Ireland fears the gubernatorial election issue might eclipse other issues during the regular session of the West Virginia Legislature, which starts Jan. 12.
"I don't know if much business going to get done this year," she said. "It's an open-ended issue, and it's not good for the state. We have too many issues to waste 30 to 60 days."
Ireland opted not to run for re-election in 2008 so that she could take care of family members. Since leaving office, she has served as vice president of business relationships at the Mid-Atlantic Technical, Research and Innovation Center.
The job, Ireland said, "has taught me a lot about energy and the environment."
Ireland is the second Republican to express interest in the governor's office.
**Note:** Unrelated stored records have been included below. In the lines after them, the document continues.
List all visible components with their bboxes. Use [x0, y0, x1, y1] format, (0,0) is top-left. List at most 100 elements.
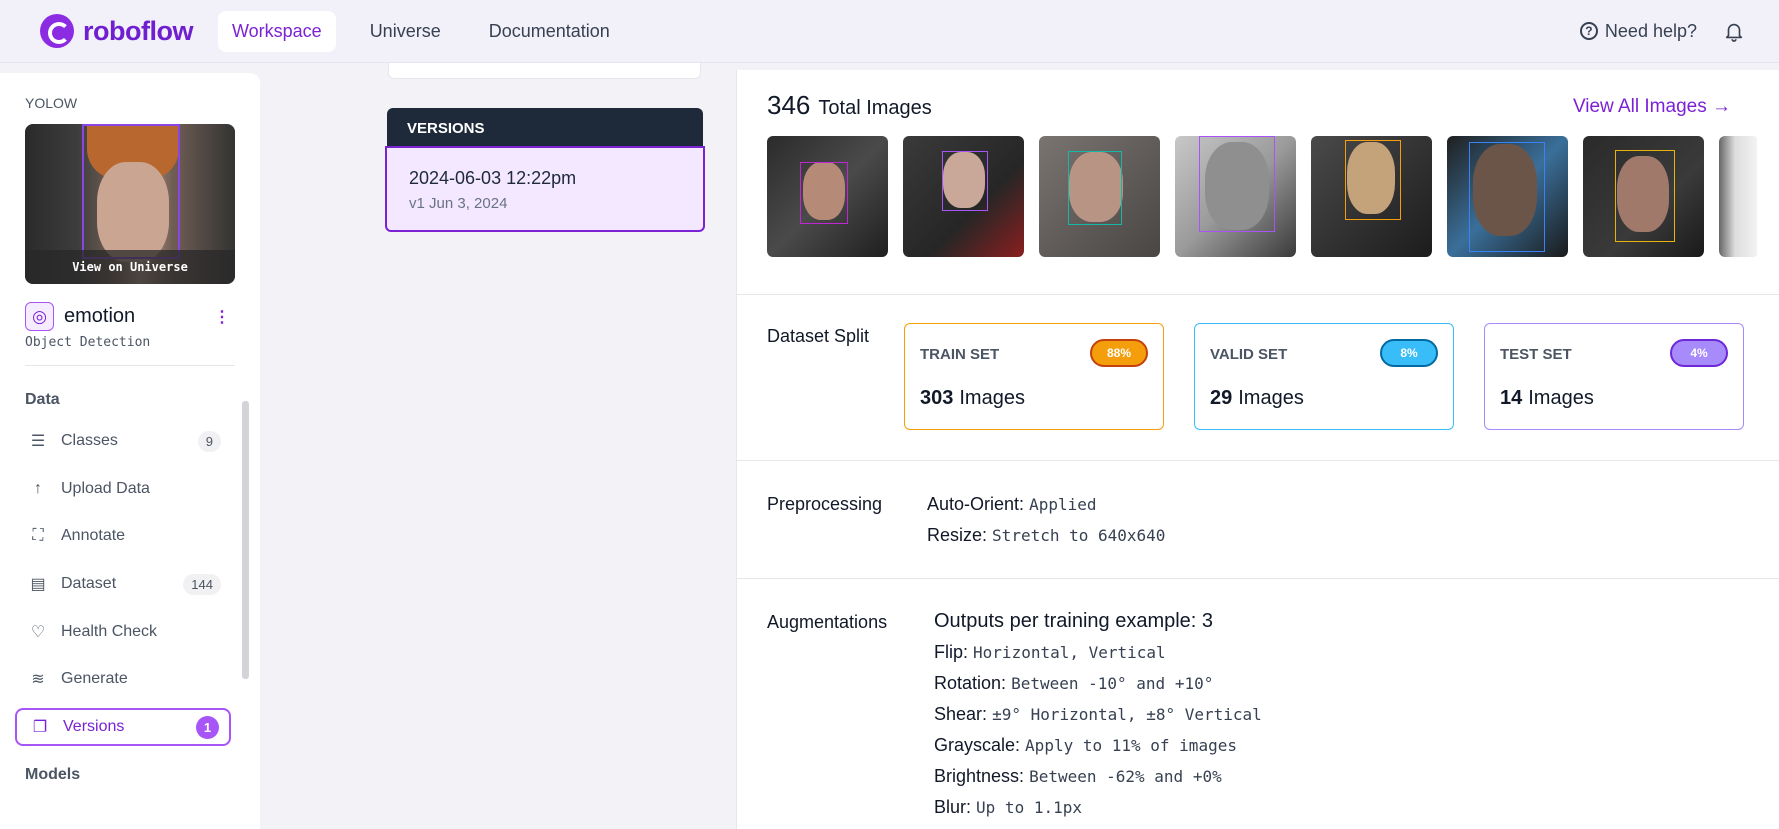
thumbnail-bounding-box [1345, 140, 1401, 220]
image-thumbnail[interactable] [1039, 136, 1160, 257]
sidebar-divider [25, 365, 235, 366]
image-thumbnail[interactable] [1447, 136, 1568, 257]
version-subtitle: v1 Jun 3, 2024 [409, 195, 508, 212]
dataset-count-badge: 144 [183, 573, 221, 595]
image-thumbnail[interactable] [1583, 136, 1704, 257]
more-options-icon[interactable]: ⋮ [209, 307, 235, 327]
section-title-models: Models [25, 766, 81, 783]
augmentations-outputs: Outputs per training example: 3 [934, 610, 1214, 632]
augmentation-key: Grayscale: [934, 735, 1021, 755]
sidebar-scrollbar[interactable] [242, 401, 249, 679]
sidebar-item-health-check[interactable]: ♡ Health Check [15, 613, 231, 651]
dataset-split-label: Dataset Split [767, 326, 870, 346]
total-images: 346 Total Images [767, 90, 932, 121]
project-thumbnail[interactable]: View on Universe [25, 124, 235, 284]
sidebar-item-annotate[interactable]: ⛶ Annotate [15, 517, 231, 555]
version-item[interactable]: 2024-06-03 12:22pm v1 Jun 3, 2024 [385, 146, 705, 232]
sidebar-item-versions[interactable]: ❐ Versions 1 [15, 708, 231, 746]
sidebar-item-generate[interactable]: ≋ Generate [15, 660, 231, 698]
valid-set-count-value: 29 [1210, 387, 1233, 409]
image-thumbnail[interactable] [767, 136, 888, 257]
sidebar-item-label: Versions [63, 718, 125, 735]
bell-icon[interactable] [1723, 20, 1745, 42]
image-thumbnail[interactable] [903, 136, 1024, 257]
nav-links: Workspace Universe Documentation [217, 10, 644, 52]
train-set-badge: 88% [1090, 339, 1148, 367]
train-set-title: TRAIN SET [920, 346, 1000, 363]
logo-text: roboflow [83, 15, 193, 46]
train-set-card: TRAIN SET 88% 303 Images [904, 323, 1164, 430]
augmentation-key: Brightness: [934, 766, 1025, 786]
question-icon: ? [1579, 22, 1598, 40]
valid-set-card: VALID SET 8% 29 Images [1194, 323, 1454, 430]
test-set-count-unit: Images [1528, 387, 1594, 409]
sidebar-item-dataset[interactable]: ▤ Dataset 144 [15, 565, 231, 603]
list-icon: ☰ [30, 433, 46, 450]
test-set-title: TEST SET [1500, 346, 1572, 363]
train-set-count: 303 Images [920, 387, 1025, 410]
augmentation-key: Rotation: [934, 673, 1007, 693]
globe-icon: ◎ [25, 302, 54, 331]
sidebar-item-classes[interactable]: ☰ Classes 9 [15, 422, 231, 460]
sidebar-item-label: Annotate [61, 527, 126, 544]
health-check-icon: ♡ [30, 624, 46, 641]
preprocessing-key: Resize: [927, 525, 988, 545]
image-thumbnail[interactable] [1175, 136, 1296, 257]
nav-link-documentation[interactable]: Documentation [475, 11, 624, 52]
generate-icon: ≋ [31, 671, 45, 688]
view-on-universe-link[interactable]: View on Universe [25, 250, 235, 284]
image-thumbnail[interactable] [1311, 136, 1432, 257]
sidebar-item-label: Generate [61, 670, 128, 687]
preprocessing-value: Applied [1029, 495, 1097, 514]
nav-link-workspace[interactable]: Workspace [217, 10, 336, 52]
augmentation-key: Shear: [934, 704, 988, 724]
augmentation-value: Up to 1.1px [976, 798, 1082, 817]
thumbnail-bounding-box [1615, 150, 1675, 242]
image-thumbnail-strip [767, 136, 1757, 258]
roboflow-logo[interactable]: roboflow [40, 14, 193, 48]
augmentation-brightness: Brightness: Between -62% and +0% [934, 766, 1222, 787]
augmentation-blur: Blur: Up to 1.1px [934, 797, 1082, 818]
sidebar-item-label: Upload Data [61, 480, 150, 497]
versions-header: VERSIONS [387, 108, 703, 148]
train-set-count-value: 303 [920, 387, 954, 409]
view-all-images-link[interactable]: View All Images → [1573, 96, 1731, 118]
image-thumbnail[interactable] [1719, 136, 1757, 257]
test-set-count-value: 14 [1500, 387, 1523, 409]
valid-set-title: VALID SET [1210, 346, 1288, 363]
augmentation-value: Between -10° and +10° [1011, 674, 1214, 693]
section-title-data: Data [25, 391, 60, 408]
preprocessing-value: Stretch to 640x640 [992, 526, 1166, 545]
workspace-name: YOLOW [25, 95, 78, 111]
thumbnail-bounding-box [1068, 151, 1122, 225]
total-images-label: Total Images [818, 97, 932, 119]
total-images-count: 346 [767, 90, 811, 120]
test-set-count: 14 Images [1500, 387, 1594, 410]
sidebar-item-label: Health Check [61, 623, 158, 640]
need-help-label: Need help? [1604, 20, 1697, 41]
preprocessing-key: Auto-Orient: [927, 494, 1025, 514]
augmentation-grayscale: Grayscale: Apply to 11% of images [934, 735, 1237, 756]
need-help-button[interactable]: ? Need help? [1579, 20, 1697, 42]
valid-set-count-unit: Images [1238, 387, 1304, 409]
section-divider [737, 460, 1779, 461]
valid-set-count: 29 Images [1210, 387, 1304, 410]
versions-count-badge: 1 [196, 715, 219, 739]
augmentation-key: Blur: [934, 797, 972, 817]
augmentation-value: Horizontal, Vertical [973, 643, 1166, 662]
project-header: ◎ emotion ⋮ [25, 302, 235, 331]
augmentations-label: Augmentations [767, 612, 888, 632]
nav-link-universe[interactable]: Universe [356, 11, 455, 52]
versions-icon: ❐ [32, 719, 48, 736]
thumbnail-bounding-box [942, 151, 988, 211]
version-name: 2024-06-03 12:22pm [409, 168, 577, 188]
project-type: Object Detection [25, 335, 151, 350]
sidebar-item-upload-data[interactable]: ↑ Upload Data [15, 470, 231, 508]
classes-count-badge: 9 [197, 430, 221, 452]
project-name: emotion [64, 305, 136, 327]
thumbnail-bounding-box [1469, 142, 1545, 252]
augmentation-key: Flip: [934, 642, 969, 662]
version-search-card [388, 63, 701, 79]
preprocessing-label: Preprocessing [767, 494, 883, 514]
thumbnail-bounding-box [82, 124, 180, 259]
State Sen. Clark Barnes, R-Randolph, has also said he will file to run. Republican Congresswoman Shelley Moore Capito has also been touted as a possible candidate.
Democrats expected to enter the race are Tomblin; House Speaker Richard Thompson, D-Wayne; state Sens. Jeff Kessler, D-Marshall, and Brooks McCabe, D-Kanawha; Secretary of State Natalie Tennant; and state Treasurer John Perdue.
"Anytime there's an opening in elected office you have a lot of people come forward," Ireland said. "That's politics. People will have to decide who has the skill set to lead the state, and I am that person.
"I'm not afraid to make the tough decisions, and we're going through a tough time. I would not want to sit there and make decisions just to get me elected to another office."
She noted that as governor, there is one change she would call for immediately.
"If I were elected governor, I'd pull down that party tent," Ireland said, making reference to the luxury ballroom- size tent place outside the governor's mansion by Manchin. It is used as a place to hold state receptions and events.
"It defaces the dignity of the capitol grounds," Ireland said. "We can just as easily hold parties and receptions in the state Cultural Center."